“Libia, ruolo guida dell’Italia” titolava un giornale della capitale dopo la solita non decisione del Consiglio di sicurezza dell’Onu sul complesso di questioni che agitano i paesi rivieraschi del Mediterraneo.
Era errato aspettarsi qualcosa di diverso dal Palazzo di Vetro. L’avevamo scritto nei giorni scorsi che il problema rappresentato dalla Libia non era affrontabile in quella sede.
E hanno sbagliato tutti coloro che, in Italia, avevano invitato il governo a sospendere qualsiasi iniziativa demandando il problema alle Nazioni Unite. Un errore commesso in buona e in cattiva fede dalla politica inconsistente di questi tempi, un po’ per ignoranza un po’ per ignavia.
Non perché ci sia una realistica possibilità di un intervento italiano in Libia o, semplicemente, volto a impedire il biblico afflusso di immigranti illegali (non rifugiati) in corso ormai da tempo. Per la Libia non abbiamo le risorse e i mezzi per intervenire. La comunicazione formulata al Consiglio di sicurezza dal rappresentate italiano all’Onu «l’Italia è pronta a guidare una missione di pace» è del tutto velleitaria, visto che, su di essa, non c’è il preventivo consenso dei nostri amici più «cari», cioè gli Usa, la Francia e la Gran Bretagna che aprirono un fronte libico alle nostre spalle provocando il disastro attuale.
Anche una «leadership» diplomatica è al di là delle nostre possibilità, proprio perché nessuno darebbe a un peso piuma come noi l’autorizzazione a misurarsi sul ring della grande politica mondiale.
Per quanto riguarda l’immigrazione ci vorrebbe una capacità di iniziativa politica che è completamente estranea alla cultura di questo governo, benché Gentiloni sia tutt’altro che un incompetente o un incapace.
Del resto, il ricorso all’Onu (dell’Egitto) avrebbe avuto un senso per noi solo a condizione che fosse stato effettuato dopo un’adeguata preparazione, con la costruzione di una platea di consenso, nella quale fossero compresi gli Stati Uniti, la Russia e la Cina.
Nella realtà, l’Egitto è strettamente aiutato dagli Usa che l’hanno assistito nel «raid» di Derna.
Quindi dopo la riunione del Consiglio di sicurezza, il cerino, acceso da altri (Usa, Francia GB), è rimasto nelle nostre tremolanti mani. Un tremore di cui è plateale testimonianza l’invito del prefetto di Treviso agli immigrati illegali presenti nel centro raccolta della sua provincia di disperdersi nel resto del territorio nazionale ed europeo.
Un’ennesima caduta di stile e di legalità europea, tale da indebolire ulteriormente la nostra posizione nell’Unione.

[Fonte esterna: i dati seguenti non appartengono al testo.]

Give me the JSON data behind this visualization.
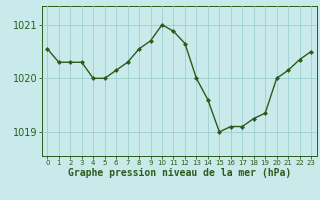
{
  "x": [
    0,
    1,
    2,
    3,
    4,
    5,
    6,
    7,
    8,
    9,
    10,
    11,
    12,
    13,
    14,
    15,
    16,
    17,
    18,
    19,
    20,
    21,
    22,
    23
  ],
  "y": [
    1020.55,
    1020.3,
    1020.3,
    1020.3,
    1020.0,
    1020.0,
    1020.15,
    1020.3,
    1020.55,
    1020.7,
    1021.0,
    1020.88,
    1020.65,
    1020.0,
    1019.6,
    1019.0,
    1019.1,
    1019.1,
    1019.25,
    1019.35,
    1020.0,
    1020.15,
    1020.35,
    1020.5
  ],
  "background_color": "#c8eaea",
  "line_color": "#2d5a1b",
  "marker_color": "#2d5a1b",
  "grid_color": "#9ecfcf",
  "yticks": [
    1019,
    1020,
    1021
  ],
  "ylim": [
    1018.55,
    1021.35
  ],
  "xlim": [
    -0.5,
    23.5
  ],
  "xlabel": "Graphe pression niveau de la mer (hPa)",
  "xlabel_fontsize": 7,
  "ytick_fontsize": 7,
  "xtick_fontsize": 5,
  "figsize": [
    3.2,
    2.0
  ],
  "dpi": 100
}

Ma, se il cerino dell’immigrazione di massa è nelle nostre mani, è bene riflettere sulla politica più opportuna per arginare il fenomeno. Spogliandolo, innanzi tutto, da quell’aura di «soccorso dovuto» che l’ha ammantato in questi anni.
La gente che arriva è gente che ha pagato agli scafisti un prezzo variabile tra 1000 e 5000 dollari e che, in questo modo, alimenta un fenomeno di grandi dimensioni ben lontano dal fondamentalismo islamico. Solo una lucrosa operazione per bande criminali, delle quali, di fatto, diventiamo complici. E più i nostri natanti corrono avanti e indietro per il Mediterraneo più la voce si sparge sulle coste libiche e arriva sino al Corno d’Africa, da cui proviene una percentuale importante dei clandestini.
L’Italia è solo il luogo di transito per il resto dell’Unione. Il fatto che sia, sostanzialmente, lasciata sola a gestirlo dimostra che il nostro ruolo nell’Unione è marginale.
Tuttavia, questa deriva umanitaria e lassista non può continuare all’infinito.
Qualcosa accadrà. Alle nostre spalle.
Altrove, in sedi note alle quali non siamo invitati, qualcuno starà definendo un’azione politica di supporto ai paesi islamici laico-moderati e azioni per mettere intorno a un tavolo i capi delle fazioni tribali libiche alla ricerca di un’intesa per ostacolare i tagliagole dell’Isis in vista della ricostruzione di un tessuto statuale.
Perché la notizia non ci sia data dai giornali, il governo, dimenticata l’inutile Mogherini, deve avere una politica e perseguirla seriamente.